Watermarking is essentially merge the watermarked PDF page and every page that needs to be watermarked

Since the PDF that needs to be watermarked may have many pages, and the watermarked PDF has only one page, if the watermarked PDF is directly merged, it can be abstractly understood as the first page is added, and the watermarked PDF page is gone.**

Therefore cannot be merged directly, but the watermarked PDF page should be continuously copy out into a new page standby new_page, and then use the .mergePage method to complete the merge with each page, and merge the merged PDF page The page is handed over to the writer for final unified output!

Regarding the use of .mergePage: appears on the following page.mergePage (appears on the upper page), the final effect is shown in the figure:

Six, encryption

Encryption is very simple, just remember: "Encryption is for writer encryption"
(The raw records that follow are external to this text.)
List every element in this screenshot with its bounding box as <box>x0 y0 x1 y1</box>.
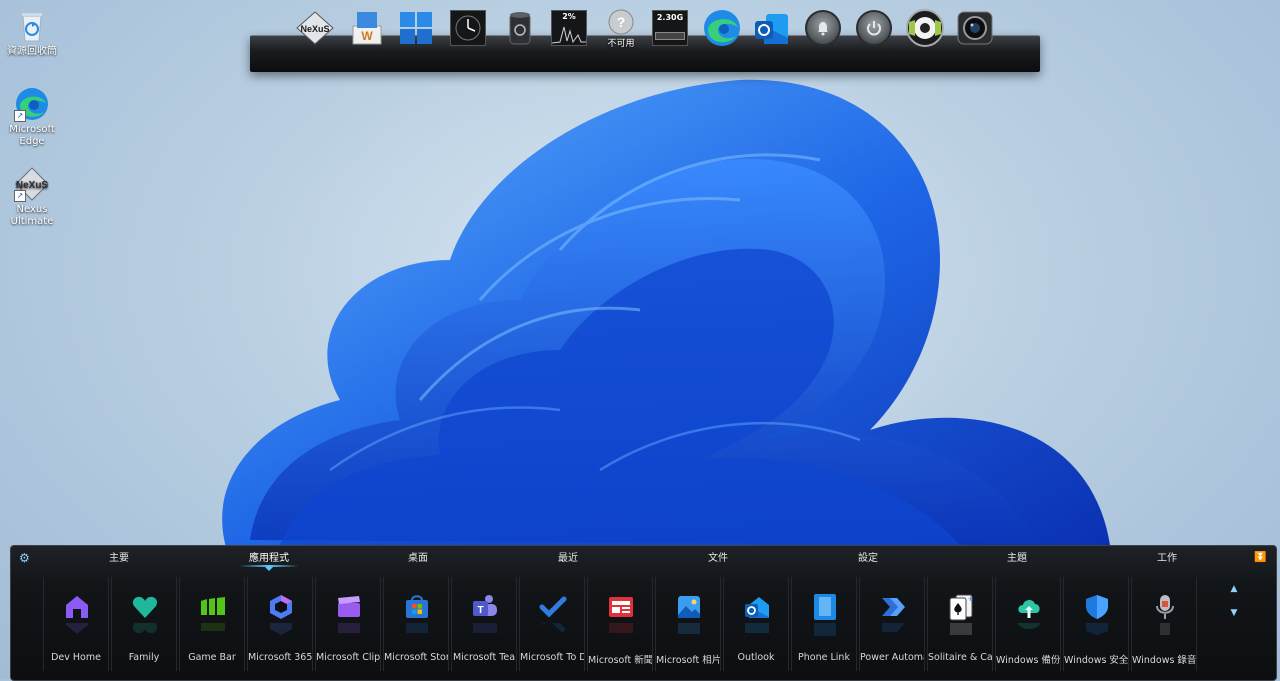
app-tile-power-automate[interactable]: Power Automa <box>859 577 925 671</box>
app-label: Windows 錄音 <box>1132 655 1196 666</box>
app-tile-windows-backup[interactable]: Windows 備份 <box>995 577 1061 671</box>
family-heart-icon <box>131 593 159 621</box>
tab-documents[interactable]: 文件 <box>658 549 778 564</box>
outlook-dock-icon[interactable] <box>752 8 792 48</box>
nexus-icon: NeXuS ↗ <box>14 166 50 202</box>
app-tile-news[interactable]: Microsoft 新聞 <box>587 577 653 671</box>
nexus-logo-icon[interactable]: NeXuS <box>295 8 335 48</box>
app-label: Microsoft Stor <box>384 652 448 663</box>
gear-icon[interactable]: ⚙ <box>19 552 31 564</box>
security-shield-icon <box>1083 593 1111 621</box>
scroll-down-icon[interactable]: ▼ <box>1229 608 1239 618</box>
app-label: Microsoft 新聞 <box>588 655 652 666</box>
teams-icon: T <box>471 593 499 621</box>
outlook-icon <box>743 593 771 621</box>
game-bar-icon <box>199 593 227 621</box>
tab-applications[interactable]: 應用程式 <box>209 549 329 564</box>
app-tile-microsoft-365[interactable]: Microsoft 365 <box>247 577 313 671</box>
cpu-meter-icon[interactable]: 2% <box>549 8 589 48</box>
microsoft-365-icon <box>267 593 295 621</box>
edge-dock-icon[interactable] <box>702 8 742 48</box>
start-panel: ⚙ 主要 應用程式 桌面 最近 文件 設定 主題 工作 ⏬ Dev Home F… <box>10 545 1277 681</box>
app-tile-phone-link[interactable]: Phone Link <box>791 577 857 671</box>
clipchamp-icon <box>335 593 363 621</box>
shortcut-arrow-icon: ↗ <box>14 110 26 122</box>
news-icon <box>607 593 635 621</box>
app-tile-windows-recorder[interactable]: Windows 錄音 <box>1131 577 1197 671</box>
app-tile-store[interactable]: Microsoft Stor <box>383 577 449 671</box>
svg-text:?: ? <box>617 14 626 30</box>
app-label: Microsoft To D <box>520 652 584 663</box>
app-label: Microsoft Clipc <box>316 652 380 663</box>
windows-start-icon[interactable] <box>396 8 436 48</box>
desktop-icon-label: Microsoft Edge <box>9 124 55 147</box>
shortcut-arrow-icon: ↗ <box>14 190 26 202</box>
power-icon[interactable] <box>854 8 894 48</box>
unavailable-label: 不可用 <box>607 39 635 49</box>
desktop-icon-edge[interactable]: ↗ Microsoft Edge <box>4 86 60 148</box>
tab-settings[interactable]: 設定 <box>808 549 928 564</box>
app-label: Microsoft Tea <box>452 652 516 663</box>
tab-desktop[interactable]: 桌面 <box>358 549 478 564</box>
app-label: Dev Home <box>51 652 101 663</box>
svg-text:W: W <box>361 29 373 43</box>
active-tab-caret <box>265 567 273 571</box>
app-label: Windows 備份 <box>996 655 1060 666</box>
recorder-mic-icon <box>1151 593 1179 621</box>
app-tile-outlook[interactable]: Outlook <box>723 577 789 671</box>
svg-text:T: T <box>477 605 483 616</box>
power-automate-icon <box>879 593 907 621</box>
app-tile-family[interactable]: Family <box>111 577 177 671</box>
app-grid: Dev Home Family Game Bar Microsoft 365 M… <box>43 577 1215 671</box>
todo-check-icon <box>539 593 567 621</box>
notification-bell-icon[interactable] <box>803 8 843 48</box>
app-tile-teams[interactable]: T Microsoft Tea <box>451 577 517 671</box>
app-tile-photos[interactable]: Microsoft 相片 <box>655 577 721 671</box>
tab-main[interactable]: 主要 <box>59 549 179 564</box>
backup-cloud-icon <box>1015 593 1043 621</box>
tab-tasks[interactable]: 工作 <box>1107 549 1227 564</box>
desktop-icon-nexus[interactable]: NeXuS ↗ Nexus Ultimate <box>4 166 60 228</box>
unavailable-icon[interactable]: ? 不可用 <box>601 8 641 49</box>
app-label: Game Bar <box>188 652 236 663</box>
tab-recent[interactable]: 最近 <box>508 549 628 564</box>
store-icon <box>403 593 431 621</box>
clock-icon[interactable] <box>448 8 488 48</box>
app-label: Outlook <box>737 652 775 663</box>
panel-tabs: ⚙ 主要 應用程式 桌面 最近 文件 設定 主題 工作 ⏬ <box>11 546 1276 571</box>
app-tile-solitaire[interactable]: + Solitaire & Cas <box>927 577 993 671</box>
collapse-icon[interactable]: ⏬ <box>1254 552 1266 564</box>
recycle-bin-icon <box>14 8 50 44</box>
phone-link-icon <box>811 593 839 621</box>
photos-icon <box>675 593 703 621</box>
app-tile-game-bar[interactable]: Game Bar <box>179 577 245 671</box>
dev-home-icon <box>63 593 91 621</box>
app-label: Microsoft 相片 <box>656 655 720 666</box>
app-label: Power Automa <box>860 652 924 663</box>
desktop-icon-label: 資源回收筒 <box>7 46 57 57</box>
desktop-icon-recycle-bin[interactable]: 資源回收筒 <box>4 8 60 58</box>
app-label: Phone Link <box>798 652 850 663</box>
app-label: Family <box>128 652 160 663</box>
app-tile-clipchamp[interactable]: Microsoft Clipc <box>315 577 381 671</box>
app-label: Windows 安全 <box>1064 655 1128 666</box>
app-label: Solitaire & Cas <box>928 652 992 663</box>
app-label: Microsoft 365 <box>248 652 312 663</box>
app-tile-todo[interactable]: Microsoft To D <box>519 577 585 671</box>
media-player-icon[interactable] <box>905 8 945 48</box>
camera-icon[interactable] <box>955 8 995 48</box>
scroll-up-icon[interactable]: ▲ <box>1229 584 1239 594</box>
winstep-icon[interactable]: W <box>347 8 387 48</box>
app-tile-windows-security[interactable]: Windows 安全 <box>1063 577 1129 671</box>
solitaire-icon: + <box>947 593 975 621</box>
desktop-icon-label: Nexus Ultimate <box>10 204 54 227</box>
app-tile-dev-home[interactable]: Dev Home <box>43 577 109 671</box>
svg-text:+: + <box>968 594 973 604</box>
tab-themes[interactable]: 主題 <box>957 549 1077 564</box>
edge-icon: ↗ <box>14 86 50 122</box>
svg-text:NeXuS: NeXuS <box>300 24 329 34</box>
memory-meter-icon[interactable]: 2.30G <box>650 8 690 48</box>
recycle-bin-dock-icon[interactable] <box>500 8 540 48</box>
Therefore, you only need to call pdf_writer.encrypt(password) after the relevant operation is completed

Take the encryption of a single PDF as an example:

Written at the end

Of course, in addition to PDF merging, splitting, encryption, and watermarking, we can also use Python to combine Excel and Word to achieve more automation requirements. These are left to the readers to develop themselves.

Finally, I hope everyone can understand that one of the cores of Python office automation is batch operation-free hands to automate complex tasks!